Atualizado: 24 de ago. de 2021


Talvez já tenha tido estas duas experiências.


Uma, em que está a falar e a certa altura dá conta que está a ir atrás das palavras. Perdeu-se! E como é adulto, instruído, lê com regularidade e já ouviu outros a falar sobre este assunto que agora lhe coube a si, lá se desenrasca. Vai dizendo coisas. Lembra-se de uma citação, de uma referência, de um estudo, de algo que disse noutras ocasiões, e lá se desenrasca.

Os outros podem até nem notar, mas no fundo sabe. Perdeu-se. Não sabe o que dizer!

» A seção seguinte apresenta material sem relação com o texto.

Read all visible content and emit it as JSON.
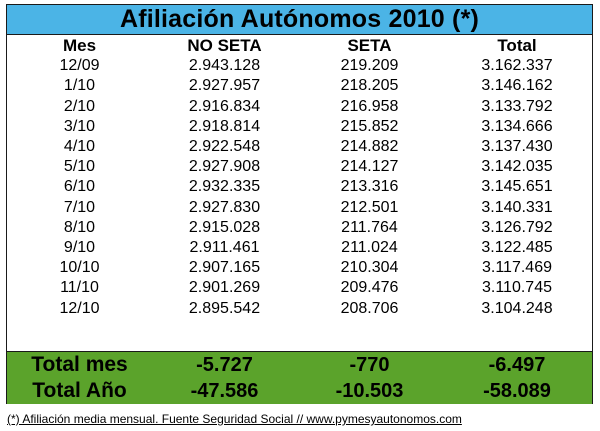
{
  "title": "Afiliación Autónomos 2010 (*)",
  "columns": [
    "Mes",
    "NO SETA",
    "SETA",
    "Total"
  ],
  "rows": [
    [
      "12/09",
      "2.943.128",
      "219.209",
      "3.162.337"
    ],
    [
      "1/10",
      "2.927.957",
      "218.205",
      "3.146.162"
    ],
    [
      "2/10",
      "2.916.834",
      "216.958",
      "3.133.792"
    ],
    [
      "3/10",
      "2.918.814",
      "215.852",
      "3.134.666"
    ],
    [
      "4/10",
      "2.922.548",
      "214.882",
      "3.137.430"
    ],
    [
      "5/10",
      "2.927.908",
      "214.127",
      "3.142.035"
    ],
    [
      "6/10",
      "2.932.335",
      "213.316",
      "3.145.651"
    ],
    [
      "7/10",
      "2.927.830",
      "212.501",
      "3.140.331"
    ],
    [
      "8/10",
      "2.915.028",
      "211.764",
      "3.126.792"
    ],
    [
      "9/10",
      "2.911.461",
      "211.024",
      "3.122.485"
    ],
    [
      "10/10",
      "2.907.165",
      "210.304",
      "3.117.469"
    ],
    [
      "11/10",
      "2.901.269",
      "209.476",
      "3.110.745"
    ],
    [
      "12/10",
      "2.895.542",
      "208.706",
      "3.104.248"
    ]
  ],
  "totals": [
    [
      "Total mes",
      "-5.727",
      "-770",
      "-6.497"
    ],
    [
      "Total Año",
      "-47.586",
      "-10.503",
      "-58.089"
    ]
  ],
  "footnote": "(*) Afiliación media mensual. Fuente Seguridad Social // www.pymesyautonomos.com",
  "colors": {
    "title_bg": "#4bb4e6",
    "totals_bg": "#5ba32b"
  }
}
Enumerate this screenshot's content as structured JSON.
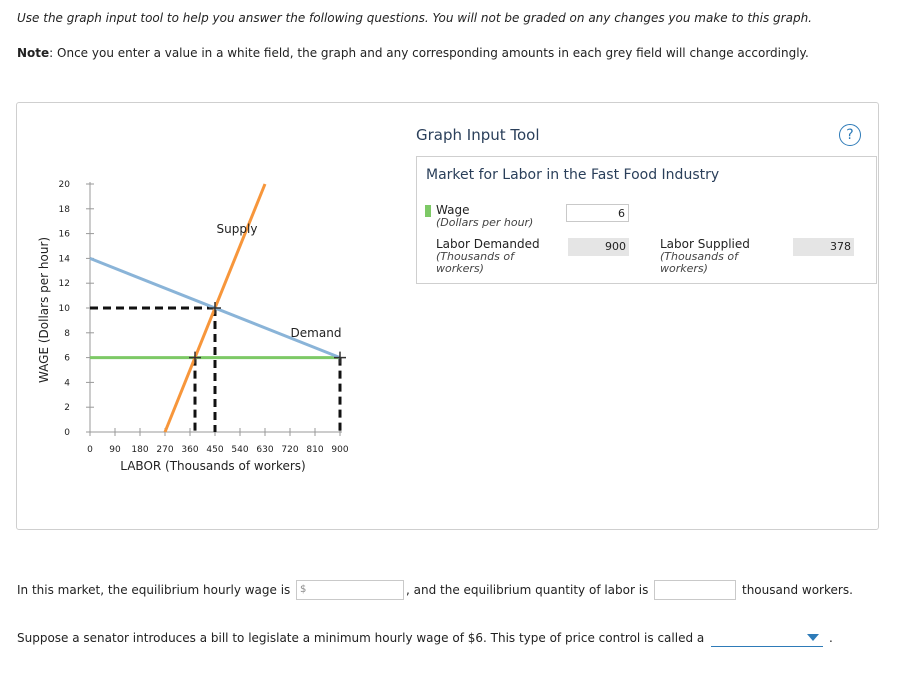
{
  "instructions": "Use the graph input tool to help you answer the following questions. You will not be graded on any changes you make to this graph.",
  "note": {
    "label": "Note",
    "text": ": Once you enter a value in a white field, the graph and any corresponding amounts in each grey field will change accordingly."
  },
  "tool": {
    "title": "Graph Input Tool",
    "help_symbol": "?",
    "box_title": "Market for Labor in the Fast Food Industry",
    "wage": {
      "label": "Wage",
      "sub": "(Dollars per hour)",
      "value": "6"
    },
    "labor_demanded": {
      "label": "Labor Demanded",
      "sub1": "(Thousands of",
      "sub2": "workers)",
      "value": "900"
    },
    "labor_supplied": {
      "label": "Labor Supplied",
      "sub1": "(Thousands of",
      "sub2": "workers)",
      "value": "378"
    }
  },
  "colors": {
    "supply": "#f7963b",
    "demand": "#8ab4d8",
    "wage_line": "#7dc966",
    "dashed": "#111111"
  },
  "chart_data": {
    "type": "line",
    "xlabel": "LABOR (Thousands of workers)",
    "ylabel": "WAGE (Dollars per hour)",
    "xlim": [
      0,
      900
    ],
    "ylim": [
      0,
      20
    ],
    "xticks": [
      "0",
      "90",
      "180",
      "270",
      "360",
      "450",
      "540",
      "630",
      "720",
      "810",
      "900"
    ],
    "yticks": [
      "0",
      "2",
      "4",
      "6",
      "8",
      "10",
      "12",
      "14",
      "16",
      "18",
      "20"
    ],
    "series": [
      {
        "name": "Supply",
        "x": [
          270,
          630
        ],
        "y": [
          0,
          20
        ]
      },
      {
        "name": "Demand",
        "x": [
          0,
          900
        ],
        "y": [
          14,
          6
        ]
      }
    ],
    "wage_line": {
      "y": 6,
      "x": [
        0,
        900
      ]
    },
    "equilibrium": {
      "x": 450,
      "y": 10
    },
    "markers": [
      {
        "x": 378,
        "y": 6
      },
      {
        "x": 900,
        "y": 6
      },
      {
        "x": 450,
        "y": 10
      }
    ]
  },
  "question1": {
    "text_before": "In this market, the equilibrium hourly wage is",
    "dollar_placeholder": "$",
    "text_middle": ", and the equilibrium quantity of labor is",
    "text_after": "thousand workers."
  },
  "question2": {
    "text": "Suppose a senator introduces a bill to legislate a minimum hourly wage of $6. This type of price control is called a",
    "dropdown_value": "",
    "end": "."
  }
}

Outra, em que fala como se as ideias lhe viessem das entranhas. Como se aquilo que está a dizer fosse também para si uma revelação. São as ideias que precedem as palavras e elas vêm alinhadas em fila, obedientes. Sente-se um farol que ilumina as pessoas que o ouvem ao perceber os seus ténues sorrisos e a aceitação que deles emana.


Eu já tive estas duas experiências.


Ao falar com crianças e adolescentes observo também ambos os fenómenos.

No primeiro, percebo-os perdidos. Como se aquilo que sentem e pensam estivesse ora enrodilhado ora oco. É a primeira vez que têm que falar disto e é a primeira vez que têm que desenrodilhar ou de preencher os interstícios do seu mundo interior. E soa muitas vezes a falso, a estereotipado e superficial. Simplificam e usam as vozes dos adultos que os rodeiam e repetem, mimetizam.

- “Sei lá!”

- “Tenho que estudar para ter futuro!

- “Porque é importante!”


No segundo, percebo nitidez. Observo-os como se não tivessem pele. As palavras aparecem e vejo a transformação que operam. Aquilo que era a duas dimensões ganha profundidade e ganha vida. Deve ser isso que acontece com uma impressora 3D. De repente temos um objeto na mão, ou neste caso uma identidade.

- “Eu sentia que estava dentro de uma bolha a gritar e que ninguém me ouvia”

- “Quando disseram que íamos outra vez para casa comecei logo a sentir saudades daquele momento”.


Quando somos adultos, a nossa audiência tende a ser polida e reage a ambas as situações quase de igual forma. Na primeira não mostra que está perdida e na segunda não revela grande entusiasmo. (A não ser os quase imperceptíveis sorrisos)


Quando somos crianças e adolescentes, precisamos de audiências menos polidas. Precisamos de adultos que nos questionem.

- Como assim?

- Ora explica lá isso melhor?

- Como chegaste a essa ideia?

- O que vais fazer com isso?

- Que respostas poderias dar a essa pergunta?

- Se fosse outra pessoa que outra resposta poderia dar?


Crianças e adolescentes precisam de mais contraditório. Mas um contraditório sem autoridade, com empatia e esperança. Precisam de adultos que os ajudem a reforçar a tessitura da sua identidade.

Precisam de adultos que observem sem escrutínio, que ouçam sem julgamento, que apoiem sem condescendência.